With a chance of freezing temperatures around the country we have had a lot of enquires about ponds freezing and how this will affect our amphibians. Here we’ll try to answer some of your most frequently asked questions and put your mind at rest.

In Britain, amphibians largely hibernate on land but some common frogs may lie dormant at the bottom of ponds in winter. You can read more about this in our blog “Where do frogs go in winter?” and in our Hibernation FAQs. Occasionally, in particularly icy spells, frogs can die of 'winterkill', where toxic gases (released in the pond through natural decomposition of dead leaves) cannot escape from the pond due to the layer of ice. Though this can be upsetting to pond owners this phenomenon is largely natural and will only affect a very small percentage of the local frog population. Read more about winterkill on the Garden Wildlife Health website.

Amphibians can breathe through their skin. Providing that there is sufficient oxygen in the water, they can survive for long periods beneath the ice. A traditional solution has been to create a hole in the ice to allow gas exchange with the air. Recent research suggests that this may be ineffective, and growth of plants and green algae may be more helpful, as these oxygenate the water, even under ice. A hole in the ice probably won't make much difference to the oxygen level in the pond but it may help air breathing creatures which can swim to the surface for air. It will also give other wildlife somewhere to drink.
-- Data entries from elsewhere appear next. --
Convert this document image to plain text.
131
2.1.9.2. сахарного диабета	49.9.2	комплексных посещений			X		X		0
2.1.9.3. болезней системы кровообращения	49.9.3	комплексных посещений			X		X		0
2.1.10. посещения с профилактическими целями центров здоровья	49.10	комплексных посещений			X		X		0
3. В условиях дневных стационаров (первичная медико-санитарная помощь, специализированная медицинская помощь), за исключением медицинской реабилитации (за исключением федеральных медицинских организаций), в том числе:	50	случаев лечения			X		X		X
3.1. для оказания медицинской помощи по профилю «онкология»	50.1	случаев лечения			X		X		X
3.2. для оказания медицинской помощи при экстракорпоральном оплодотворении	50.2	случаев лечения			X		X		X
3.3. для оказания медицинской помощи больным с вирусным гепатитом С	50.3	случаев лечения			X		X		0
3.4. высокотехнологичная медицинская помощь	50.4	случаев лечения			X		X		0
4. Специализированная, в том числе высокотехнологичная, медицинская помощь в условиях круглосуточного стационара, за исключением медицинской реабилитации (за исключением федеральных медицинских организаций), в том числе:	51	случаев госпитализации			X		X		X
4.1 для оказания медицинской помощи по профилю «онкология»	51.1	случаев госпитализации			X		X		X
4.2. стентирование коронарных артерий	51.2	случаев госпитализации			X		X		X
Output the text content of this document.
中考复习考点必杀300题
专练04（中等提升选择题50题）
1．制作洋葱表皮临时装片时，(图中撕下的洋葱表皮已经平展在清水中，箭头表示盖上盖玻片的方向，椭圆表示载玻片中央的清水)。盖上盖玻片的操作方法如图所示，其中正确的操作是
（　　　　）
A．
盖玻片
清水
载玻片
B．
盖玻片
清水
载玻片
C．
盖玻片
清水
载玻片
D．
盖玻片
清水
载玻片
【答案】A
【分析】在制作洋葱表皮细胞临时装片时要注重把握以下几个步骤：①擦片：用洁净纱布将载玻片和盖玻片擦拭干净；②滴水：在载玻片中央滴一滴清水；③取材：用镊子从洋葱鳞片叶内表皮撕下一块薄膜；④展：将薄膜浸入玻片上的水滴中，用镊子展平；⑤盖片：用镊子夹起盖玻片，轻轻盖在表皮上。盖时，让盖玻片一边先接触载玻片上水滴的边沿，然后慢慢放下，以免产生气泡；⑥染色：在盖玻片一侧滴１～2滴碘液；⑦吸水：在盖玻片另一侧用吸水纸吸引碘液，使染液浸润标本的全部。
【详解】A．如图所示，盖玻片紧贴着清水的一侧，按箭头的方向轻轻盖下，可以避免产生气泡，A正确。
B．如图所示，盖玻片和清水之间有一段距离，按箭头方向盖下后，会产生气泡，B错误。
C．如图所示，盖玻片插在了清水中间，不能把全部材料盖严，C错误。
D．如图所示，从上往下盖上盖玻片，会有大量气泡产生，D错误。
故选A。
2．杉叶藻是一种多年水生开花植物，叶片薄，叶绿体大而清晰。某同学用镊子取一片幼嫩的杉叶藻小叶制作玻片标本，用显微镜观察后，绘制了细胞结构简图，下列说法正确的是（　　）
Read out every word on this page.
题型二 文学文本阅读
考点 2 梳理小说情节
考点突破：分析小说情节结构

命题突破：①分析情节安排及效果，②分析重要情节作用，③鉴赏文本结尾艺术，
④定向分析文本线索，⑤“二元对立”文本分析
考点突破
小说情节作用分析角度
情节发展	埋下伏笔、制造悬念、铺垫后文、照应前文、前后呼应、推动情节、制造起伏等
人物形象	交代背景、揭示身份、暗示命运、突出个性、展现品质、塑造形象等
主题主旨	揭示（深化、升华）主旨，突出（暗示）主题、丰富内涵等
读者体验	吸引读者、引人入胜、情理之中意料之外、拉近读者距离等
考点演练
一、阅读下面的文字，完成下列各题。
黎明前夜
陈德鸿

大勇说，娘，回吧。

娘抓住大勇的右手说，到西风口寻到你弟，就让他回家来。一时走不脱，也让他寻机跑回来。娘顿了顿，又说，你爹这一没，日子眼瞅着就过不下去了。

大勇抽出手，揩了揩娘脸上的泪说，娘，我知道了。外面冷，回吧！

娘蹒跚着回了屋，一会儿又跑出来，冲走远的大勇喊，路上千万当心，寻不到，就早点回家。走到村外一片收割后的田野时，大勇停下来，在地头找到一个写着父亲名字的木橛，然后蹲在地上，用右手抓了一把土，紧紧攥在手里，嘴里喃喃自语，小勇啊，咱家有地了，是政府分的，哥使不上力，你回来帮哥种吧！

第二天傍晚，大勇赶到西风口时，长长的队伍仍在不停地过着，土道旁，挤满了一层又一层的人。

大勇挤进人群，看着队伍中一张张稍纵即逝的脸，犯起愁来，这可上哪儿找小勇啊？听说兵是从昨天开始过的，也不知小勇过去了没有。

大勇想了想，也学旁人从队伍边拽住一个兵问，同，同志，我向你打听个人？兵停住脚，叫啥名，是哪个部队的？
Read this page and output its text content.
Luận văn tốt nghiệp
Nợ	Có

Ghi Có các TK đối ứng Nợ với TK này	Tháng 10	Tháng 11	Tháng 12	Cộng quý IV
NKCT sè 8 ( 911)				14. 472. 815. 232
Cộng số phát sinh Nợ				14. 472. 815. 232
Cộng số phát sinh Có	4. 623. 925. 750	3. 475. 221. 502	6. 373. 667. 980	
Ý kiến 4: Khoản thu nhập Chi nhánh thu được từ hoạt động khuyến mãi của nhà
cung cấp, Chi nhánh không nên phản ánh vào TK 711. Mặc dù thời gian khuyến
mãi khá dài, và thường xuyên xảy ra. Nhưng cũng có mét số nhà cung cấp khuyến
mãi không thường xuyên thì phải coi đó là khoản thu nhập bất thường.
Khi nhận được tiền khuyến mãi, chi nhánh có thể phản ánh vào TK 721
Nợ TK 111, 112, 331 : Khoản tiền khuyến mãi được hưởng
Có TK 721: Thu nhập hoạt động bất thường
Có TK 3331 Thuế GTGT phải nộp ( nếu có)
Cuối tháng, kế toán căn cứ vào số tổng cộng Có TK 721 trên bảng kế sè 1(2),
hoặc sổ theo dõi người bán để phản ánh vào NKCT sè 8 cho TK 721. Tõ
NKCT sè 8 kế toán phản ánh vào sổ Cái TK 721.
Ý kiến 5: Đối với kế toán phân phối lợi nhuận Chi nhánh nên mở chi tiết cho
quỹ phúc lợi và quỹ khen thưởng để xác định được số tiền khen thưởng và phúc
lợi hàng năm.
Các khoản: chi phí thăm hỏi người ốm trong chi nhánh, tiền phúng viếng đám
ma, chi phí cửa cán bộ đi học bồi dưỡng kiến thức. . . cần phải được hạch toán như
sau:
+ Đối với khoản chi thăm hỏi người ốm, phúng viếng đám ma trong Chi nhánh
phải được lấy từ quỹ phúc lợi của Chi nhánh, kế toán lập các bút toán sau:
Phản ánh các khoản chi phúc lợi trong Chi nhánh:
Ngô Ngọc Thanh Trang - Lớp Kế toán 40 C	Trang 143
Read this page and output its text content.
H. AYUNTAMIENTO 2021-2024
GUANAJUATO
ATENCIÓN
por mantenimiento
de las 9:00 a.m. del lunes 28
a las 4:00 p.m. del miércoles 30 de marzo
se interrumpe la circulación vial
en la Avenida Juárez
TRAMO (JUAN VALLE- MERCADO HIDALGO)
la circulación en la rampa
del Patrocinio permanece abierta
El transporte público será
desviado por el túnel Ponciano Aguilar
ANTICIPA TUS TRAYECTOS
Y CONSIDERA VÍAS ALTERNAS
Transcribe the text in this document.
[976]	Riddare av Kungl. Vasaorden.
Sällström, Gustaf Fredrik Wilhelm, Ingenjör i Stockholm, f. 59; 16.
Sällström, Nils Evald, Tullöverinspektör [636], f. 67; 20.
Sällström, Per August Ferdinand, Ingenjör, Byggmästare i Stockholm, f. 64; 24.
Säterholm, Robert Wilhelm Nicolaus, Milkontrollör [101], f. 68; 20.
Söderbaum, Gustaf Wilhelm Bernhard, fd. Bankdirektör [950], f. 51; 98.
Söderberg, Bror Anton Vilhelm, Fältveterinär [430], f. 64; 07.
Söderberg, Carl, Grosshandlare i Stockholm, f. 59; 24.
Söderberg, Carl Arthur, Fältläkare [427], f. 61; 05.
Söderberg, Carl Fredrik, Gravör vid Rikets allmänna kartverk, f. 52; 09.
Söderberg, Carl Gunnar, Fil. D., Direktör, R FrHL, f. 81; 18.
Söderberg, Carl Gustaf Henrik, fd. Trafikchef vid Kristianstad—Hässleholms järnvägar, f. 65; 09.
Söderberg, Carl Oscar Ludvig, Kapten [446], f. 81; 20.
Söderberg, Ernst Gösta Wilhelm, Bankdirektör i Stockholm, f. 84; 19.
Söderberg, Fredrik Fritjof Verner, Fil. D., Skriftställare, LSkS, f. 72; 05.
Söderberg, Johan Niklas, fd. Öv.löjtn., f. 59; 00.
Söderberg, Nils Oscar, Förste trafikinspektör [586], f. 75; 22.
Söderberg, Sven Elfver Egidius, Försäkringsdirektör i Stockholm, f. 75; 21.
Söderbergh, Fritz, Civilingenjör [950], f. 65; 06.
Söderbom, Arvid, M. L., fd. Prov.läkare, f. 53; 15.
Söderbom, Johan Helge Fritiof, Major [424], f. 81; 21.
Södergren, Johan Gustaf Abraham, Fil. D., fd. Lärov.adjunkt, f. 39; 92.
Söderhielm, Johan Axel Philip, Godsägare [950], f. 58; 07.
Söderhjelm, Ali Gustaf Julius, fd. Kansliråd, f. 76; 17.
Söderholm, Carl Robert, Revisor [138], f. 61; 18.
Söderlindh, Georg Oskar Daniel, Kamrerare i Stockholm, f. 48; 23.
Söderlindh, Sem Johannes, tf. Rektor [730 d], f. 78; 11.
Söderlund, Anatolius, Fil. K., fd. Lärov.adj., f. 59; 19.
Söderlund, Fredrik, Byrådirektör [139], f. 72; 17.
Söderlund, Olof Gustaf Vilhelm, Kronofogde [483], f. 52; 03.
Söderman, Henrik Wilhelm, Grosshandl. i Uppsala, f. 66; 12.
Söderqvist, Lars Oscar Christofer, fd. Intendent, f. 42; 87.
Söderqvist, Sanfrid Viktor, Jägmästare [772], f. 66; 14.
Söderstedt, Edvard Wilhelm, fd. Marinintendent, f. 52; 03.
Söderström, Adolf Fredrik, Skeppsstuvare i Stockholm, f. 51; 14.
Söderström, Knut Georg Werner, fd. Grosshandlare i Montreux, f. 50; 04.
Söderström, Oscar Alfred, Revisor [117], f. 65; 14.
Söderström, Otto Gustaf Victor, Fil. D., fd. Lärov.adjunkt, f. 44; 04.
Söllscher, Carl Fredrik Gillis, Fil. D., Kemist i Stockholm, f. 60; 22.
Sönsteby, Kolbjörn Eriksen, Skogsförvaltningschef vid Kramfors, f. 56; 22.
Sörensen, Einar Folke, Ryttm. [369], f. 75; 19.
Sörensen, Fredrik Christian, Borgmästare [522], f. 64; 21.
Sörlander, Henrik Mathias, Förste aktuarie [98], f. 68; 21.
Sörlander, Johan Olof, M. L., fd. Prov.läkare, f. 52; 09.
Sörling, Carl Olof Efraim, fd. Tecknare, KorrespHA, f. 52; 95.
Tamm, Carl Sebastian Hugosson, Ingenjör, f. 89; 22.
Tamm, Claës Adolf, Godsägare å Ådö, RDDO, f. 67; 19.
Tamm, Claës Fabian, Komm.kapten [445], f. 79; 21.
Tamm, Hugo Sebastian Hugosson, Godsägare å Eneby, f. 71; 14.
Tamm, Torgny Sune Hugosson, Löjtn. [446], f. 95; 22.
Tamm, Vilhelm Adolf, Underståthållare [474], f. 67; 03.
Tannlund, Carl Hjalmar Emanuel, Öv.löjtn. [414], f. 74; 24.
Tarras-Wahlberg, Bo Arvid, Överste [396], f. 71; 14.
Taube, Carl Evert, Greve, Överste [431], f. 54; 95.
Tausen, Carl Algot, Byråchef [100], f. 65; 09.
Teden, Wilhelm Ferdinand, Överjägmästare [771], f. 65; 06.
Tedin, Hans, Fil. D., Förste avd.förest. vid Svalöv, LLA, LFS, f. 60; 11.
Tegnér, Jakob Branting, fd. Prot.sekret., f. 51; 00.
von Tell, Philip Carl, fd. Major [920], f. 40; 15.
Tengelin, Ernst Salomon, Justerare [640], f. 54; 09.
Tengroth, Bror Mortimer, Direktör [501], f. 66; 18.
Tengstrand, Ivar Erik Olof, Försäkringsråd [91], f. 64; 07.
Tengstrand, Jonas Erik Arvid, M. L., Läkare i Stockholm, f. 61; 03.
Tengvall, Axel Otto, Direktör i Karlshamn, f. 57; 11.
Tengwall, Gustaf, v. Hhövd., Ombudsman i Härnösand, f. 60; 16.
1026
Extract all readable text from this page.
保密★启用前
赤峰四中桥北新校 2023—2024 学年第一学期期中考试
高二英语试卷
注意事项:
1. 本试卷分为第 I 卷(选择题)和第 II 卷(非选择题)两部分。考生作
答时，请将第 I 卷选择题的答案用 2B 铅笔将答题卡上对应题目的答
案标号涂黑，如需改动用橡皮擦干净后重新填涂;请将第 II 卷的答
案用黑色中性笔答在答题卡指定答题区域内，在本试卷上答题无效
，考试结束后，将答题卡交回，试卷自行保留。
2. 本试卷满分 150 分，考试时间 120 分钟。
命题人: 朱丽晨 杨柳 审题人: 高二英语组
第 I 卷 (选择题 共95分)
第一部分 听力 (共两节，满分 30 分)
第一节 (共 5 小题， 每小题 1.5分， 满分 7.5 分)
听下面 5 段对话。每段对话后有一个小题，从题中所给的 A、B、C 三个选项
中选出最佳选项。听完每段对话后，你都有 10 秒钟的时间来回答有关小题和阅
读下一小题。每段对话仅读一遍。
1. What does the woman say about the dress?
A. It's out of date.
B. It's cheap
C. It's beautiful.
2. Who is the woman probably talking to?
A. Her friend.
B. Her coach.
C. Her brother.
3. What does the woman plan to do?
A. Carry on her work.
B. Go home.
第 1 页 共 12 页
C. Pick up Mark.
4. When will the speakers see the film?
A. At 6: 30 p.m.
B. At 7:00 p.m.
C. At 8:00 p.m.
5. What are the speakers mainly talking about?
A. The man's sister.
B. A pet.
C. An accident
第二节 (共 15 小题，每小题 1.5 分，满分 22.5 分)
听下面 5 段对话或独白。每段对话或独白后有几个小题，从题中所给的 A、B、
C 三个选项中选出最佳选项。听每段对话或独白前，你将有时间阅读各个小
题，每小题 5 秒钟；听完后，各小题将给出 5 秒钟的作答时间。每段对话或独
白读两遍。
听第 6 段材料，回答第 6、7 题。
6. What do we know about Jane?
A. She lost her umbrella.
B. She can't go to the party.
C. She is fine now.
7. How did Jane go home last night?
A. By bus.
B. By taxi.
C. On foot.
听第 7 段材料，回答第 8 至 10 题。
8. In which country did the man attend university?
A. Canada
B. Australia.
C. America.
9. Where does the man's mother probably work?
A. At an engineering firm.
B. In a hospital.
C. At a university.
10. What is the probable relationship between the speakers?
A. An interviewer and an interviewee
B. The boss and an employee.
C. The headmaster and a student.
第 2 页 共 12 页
Clearing snow from the surface of a frozen pond may help, allowing more light to enter, hence increasing oxygen production from submerged plants and algae. Never pour hot water on to the ice or use chemicals or salt. Similarly, do not be tempted to smash the ice as this can damage pond liners and plants. The best way to create a hole in the ice is to leave a ball or other floating object in the pond which can be removed to leave a hole after it freezes.

Finally please do be very careful around frozen ponds. Although it looks solid the ice can be deceptively thin - it won’t hold much weight. Cleaning snow from the ice will make the pond more visible to anyone nearby.

Our native amphibians are well adapted for our weather conditions and although this very cold weather can be concerning they will undoubtedly muddle through and will soon be taking advantage of spring sunshine and spawning once more.